Though basically a secular party, Yesh Atid has its own in-house modern haredi rabbi, former MK Rabbi Dov Lipman, who presided over the luncheon and told guests about his grandparents who, like them, were Holocaust survivors.
In wishing all present a year filled with health and happiness, Lipman told them that he was gaining much inspiration from hearing their stories and the way in which they expressed their love for Israel and Judaism.
Tze’irei Yesh Atid spent many months soliciting donations and organizing the event, which is part of the party’s general quest to improve the quality of life for Holocaust survivors in Israel.

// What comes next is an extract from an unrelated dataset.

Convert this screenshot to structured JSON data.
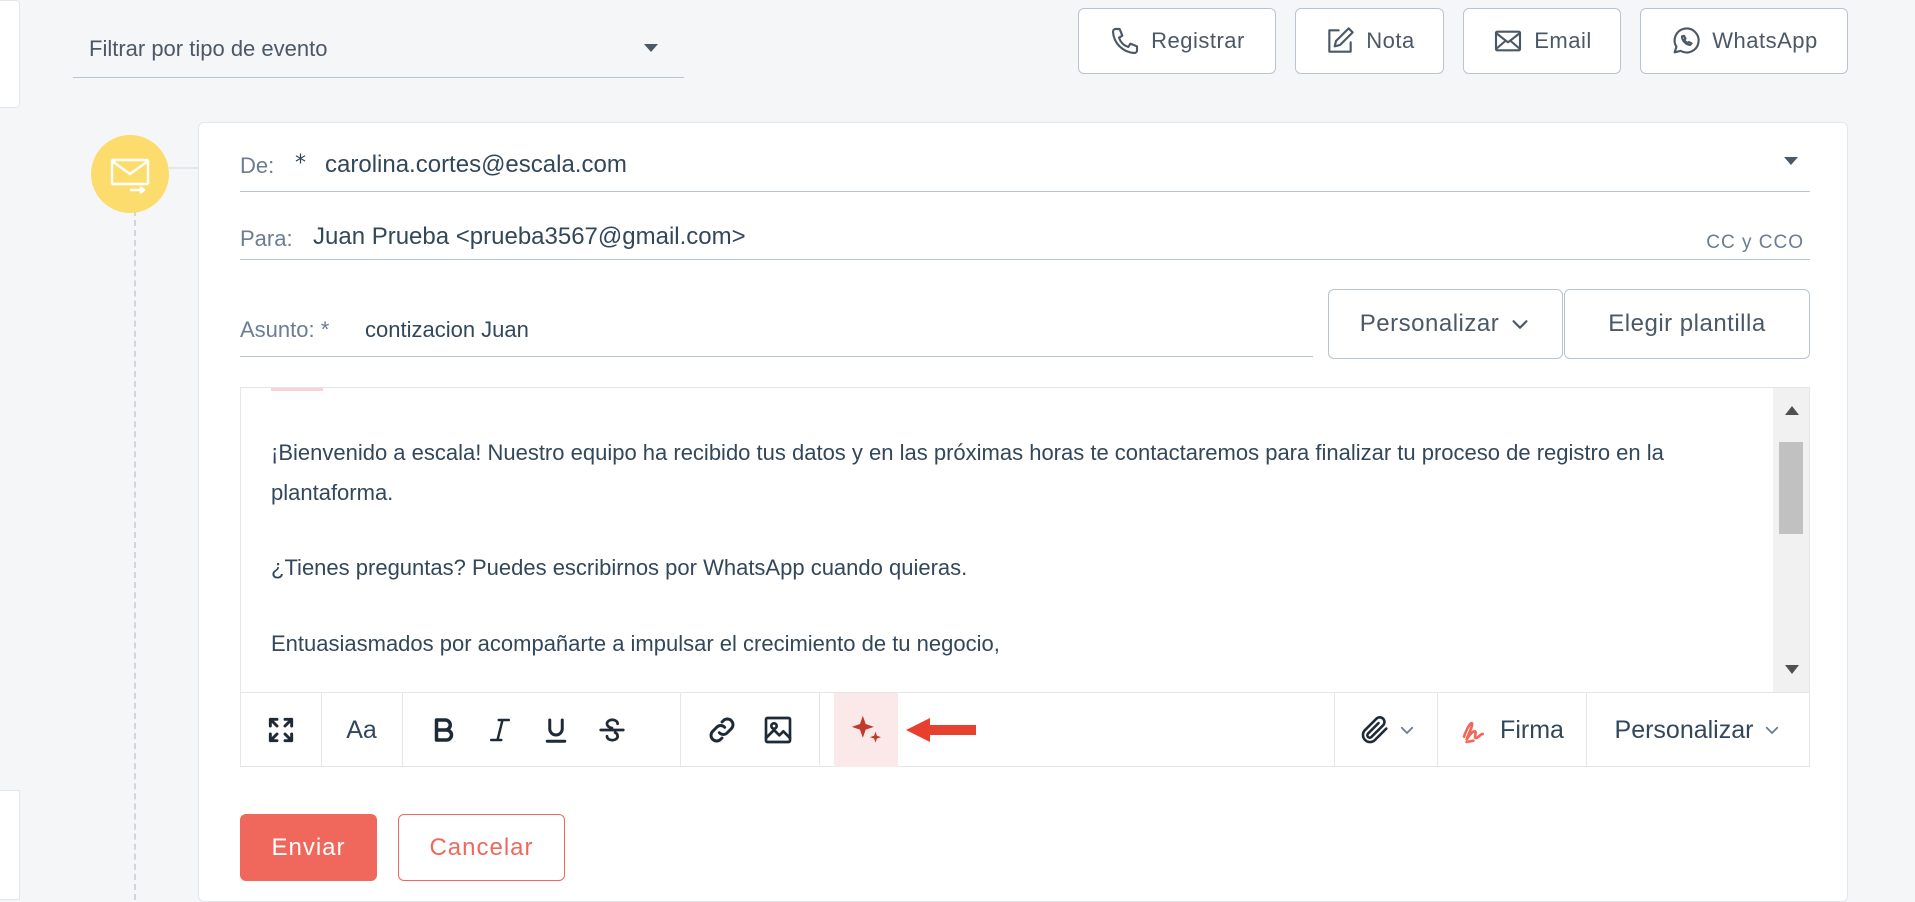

Through intense investigations talking to survivor organizations and municipal welfare departments, they found 300 Holocaust survivors who had no plans or the financial ability to have a holiday meal. Waiters, bartenders and staff were all young Yesh Atid volunteers, who also made sure that those people who did not have food for the duration of the holiday period were given sufficient food to take home with them.
■ ONE OF Israel’s more colorful rabbis is Israel Prize laureate Rabbi Yitzhak Dovid Grossman, the Jerusalem-born chief rabbi of Migdal Ha’emek, who will unite supermodel Bar Refaeli in wedlock to businessman Adi Ezra later this month. Grossman is famous for rescuing youth at risk and, notwithstanding his overall haredi appearance, has no trouble in frequenting bars and nightclubs in his efforts to persuade wayward youth to return to school and make something of their lives. Once it became known that he will be officiating at the celebrity wedding later this month, he was inundated with offers from people from all over, including some who are celebrities themselves, to drive him to the wedding venue. All in all he received more than 500 offers. It appears that no matter on which rung one stands on the social ladder, most people still want to touch a little stardust.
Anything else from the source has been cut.